" Dr. Simons is quick to say this his persistence, more than his intelligence, is key to his success"
That's a very interesting thought. I'm very interested in science, engineering, etc. but seem to lack the innate math ability to do anything beyond a bachelors degree. I probably would have been a lot happier as a researcher, but by the end of doing a BS in chemistry, I was pretty burned out. What's interesting about that statement and made me think is this -- if we were able to pull in more people who aren't "good at school" but still have something useful to contribute, there could be a lot of talent picked up. Success in early education still hinges on the ability to do well on timed tests that check your ability to remember key facts. Therefore, it favors people who can get the material down quickly and have a photographic memory. And it all builds -- early diagnostic tests in elementary school start identifying people's strengths and determining where they should focus, the SATs and other entrance exams determine to some extent what further education you are able to pursue, and exams in undergrad college courses determine whether you stay in the education game or not.
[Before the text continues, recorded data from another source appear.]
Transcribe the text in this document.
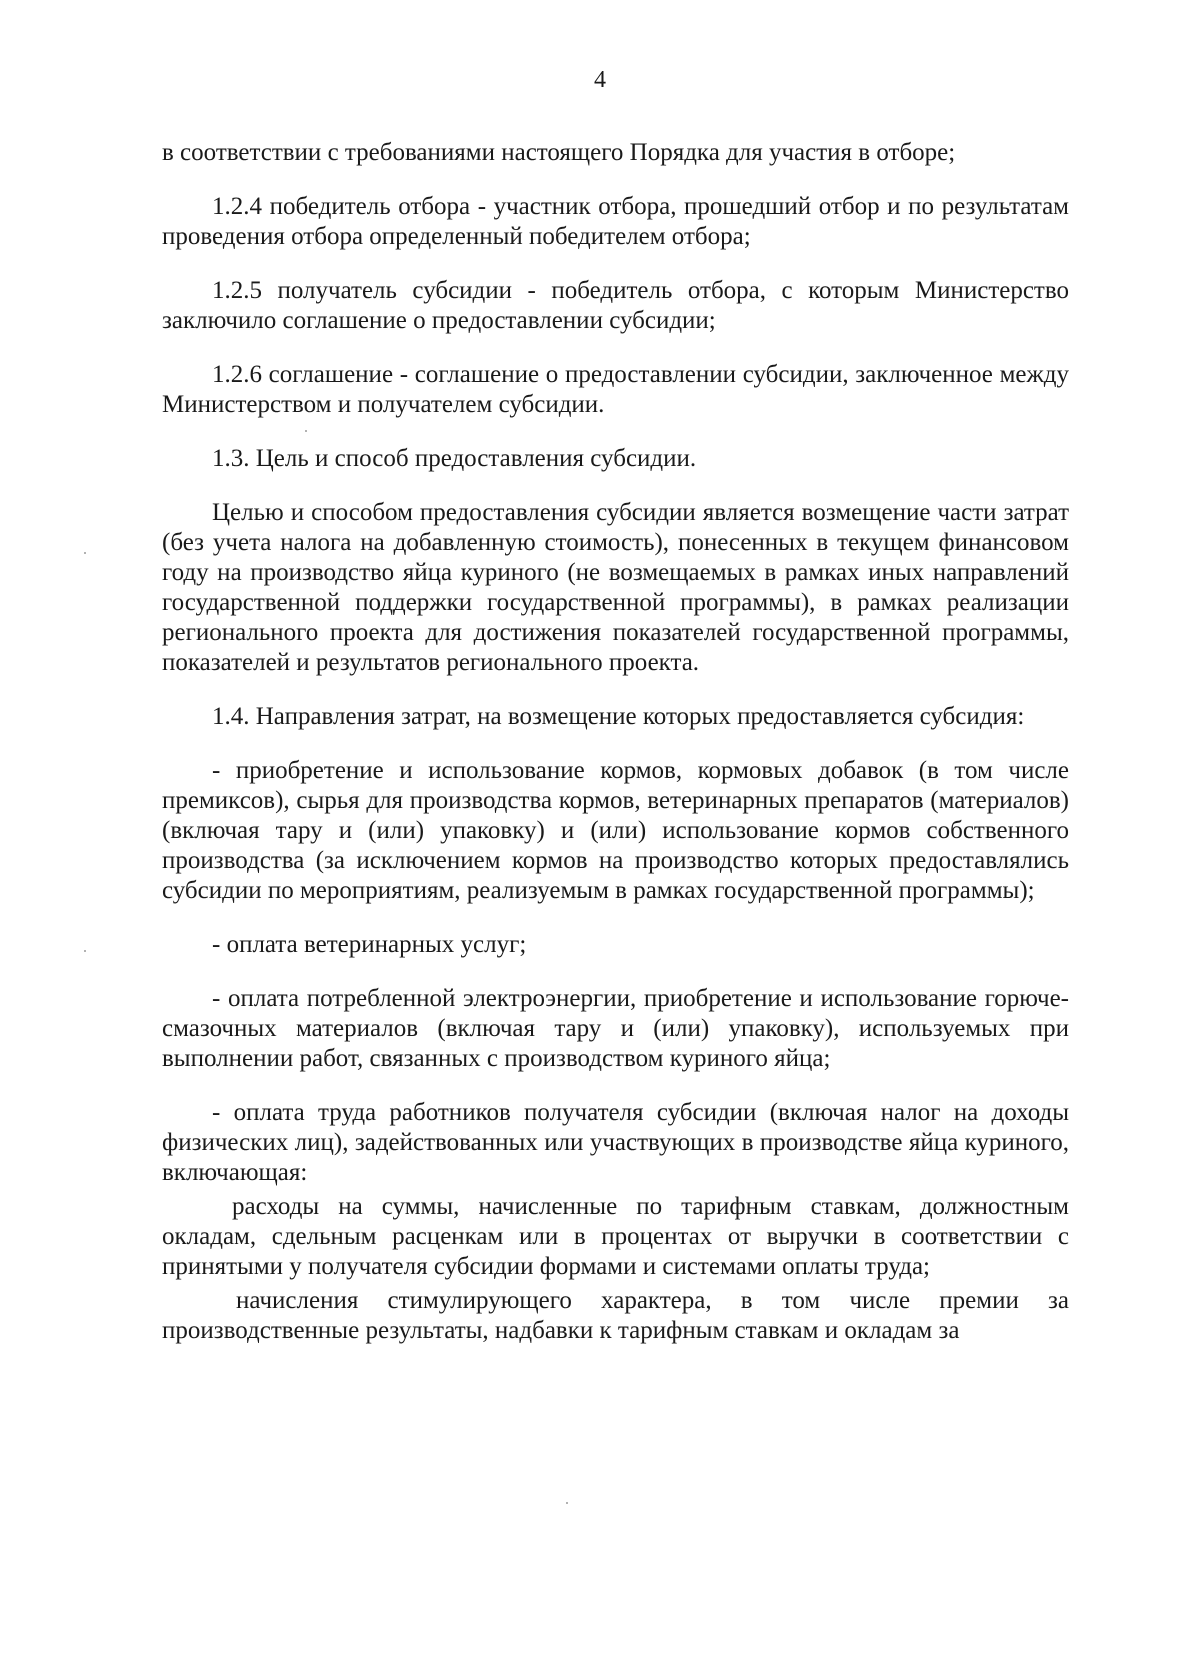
4

в соответствии с требованиями настоящего Порядка для участия в отборе;

1.2.4 победитель отбора - участник отбора, прошедший отбор и по результатам проведения отбора определенный победителем отбора;

1.2.5 получатель субсидии - победитель отбора, с которым Министерство заключило соглашение о предоставлении субсидии;

1.2.6 соглашение - соглашение о предоставлении субсидии, заключенное между Министерством и получателем субсидии.

1.3. Цель и способ предоставления субсидии.

Целью и способом предоставления субсидии является возмещение части затрат (без учета налога на добавленную стоимость), понесенных в текущем финансовом году на производство яйца куриного (не возмещаемых в рамках иных направлений государственной поддержки государственной программы), в рамках реализации регионального проекта для достижения показателей государственной программы, показателей и результатов регионального проекта.

1.4. Направления затрат, на возмещение которых предоставляется субсидия:

- приобретение и использование кормов, кормовых добавок (в том числе премиксов), сырья для производства кормов, ветеринарных препаратов (материалов) (включая тару и (или) упаковку) и (или) использование кормов собственного производства (за исключением кормов на производство которых предоставлялись субсидии по мероприятиям, реализуемым в рамках государственной программы);

- оплата ветеринарных услуг;

- оплата потребленной электроэнергии, приобретение и использование горюче-смазочных материалов (включая тару и (или) упаковку), используемых при выполнении работ, связанных с производством куриного яйца;

- оплата труда работников получателя субсидии (включая налог на доходы физических лиц), задействованных или участвующих в производстве яйца куриного, включающая:

расходы на суммы, начисленные по тарифным ставкам, должностным окладам, сдельным расценкам или в процентах от выручки в соответствии с принятыми у получателя субсидии формами и системами оплаты труда;

начисления стимулирующего характера, в том числе премии за производственные результаты, надбавки к тарифным ставкам и окладам за
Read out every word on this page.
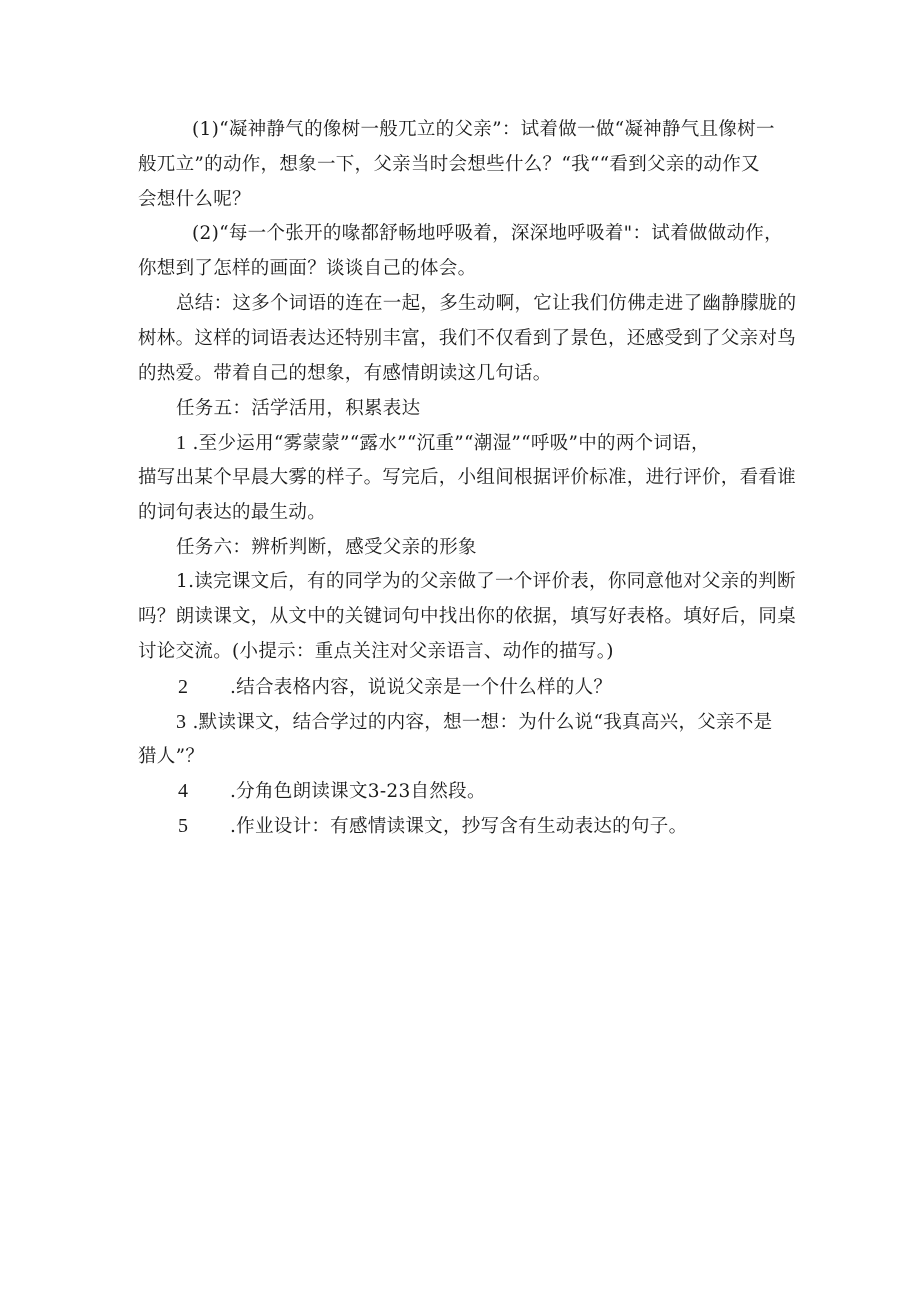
(1)“凝神静气的像树一般兀立的父亲”：试着做一做“凝神静气且像树一
般兀立”的动作，想象一下，父亲当时会想些什么？“我““看到父亲的动作又
会想什么呢？
(2)“每一个张开的喙都舒畅地呼吸着，深深地呼吸着"：试着做做动作，
你想到了怎样的画面？谈谈自己的体会。
总结：这多个词语的连在一起，多生动啊，它让我们仿佛走进了幽静朦胧的
树林。这样的词语表达还特别丰富，我们不仅看到了景色，还感受到了父亲对鸟
的热爱。带着自己的想象，有感情朗读这几句话。
任务五：活学活用，积累表达
1 .至少运用“雾蒙蒙”“露水”“沉重”“潮湿”“呼吸”中的两个词语，
描写出某个早晨大雾的样子。写完后，小组间根据评价标准，进行评价，看看谁
的词句表达的最生动。
任务六：辨析判断，感受父亲的形象
1.读完课文后，有的同学为的父亲做了一个评价表，你同意他对父亲的判断
吗？朗读课文，从文中的关键词句中找出你的依据，填写好表格。填好后，同桌
讨论交流。(小提示：重点关注对父亲语言、动作的描写。)
2 .结合表格内容，说说父亲是一个什么样的人？
3 .默读课文，结合学过的内容，想一想：为什么说“我真高兴，父亲不是
猎人”？
4 .分角色朗读课文3-23自然段。
5 .作业设计：有感情读课文，抄写含有生动表达的句子。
For people who don't do well on tests, this can really discourage any further study, even through there's much less emphasis on this kind of learning/testing cycle in graduate studies. It's an interesting thought now that a lot of "knowledge work" is even disappearing and we have to find something for everyone to do. Identifying talent without equating talent to memory ability is a challenge for the current system. I'm not saying everyone can be a Ph.D researcher, I'm just saying that I think we miss a lot of people who could be good at this stuff along the way.
One of the things that has always struck me about math education is that so little applied math is taught. Now that I don't have the pressure to perform on exams anymore, sometimes I go back and try to figure out some of the math concepts that I never fully understood. Pairing the procedural stuff with a real world example makes it so much easier to understand, and makes it less of a procedure. Simons is a good example of taking something highly theoretical (basic math research) and applying it to something practical (being one of the first hedge funds to do HFT/heavy data analysis.) Unfortunately, it's very difficult to teach applied math to a class of 30 students, some of whom don't care, so a lot of people miss out on this. But it's kind of like chemistry...you have to have a good early education experience to make the jump from chemistry being a jumble of elements, equations, etc. to a set of rules describing how materials interact. People who don't get that exposure in their first chemistry classes aren't likely to continue.
He's right though -- people who work hard and are persistent do get ahead. Not always, and life isn't fair sometimes, but that tends to be true everywhere. Yes, some people just get lucky, and we only hear about those examples in media. But for normals, how well you do is definitely linked with how much effort you put in.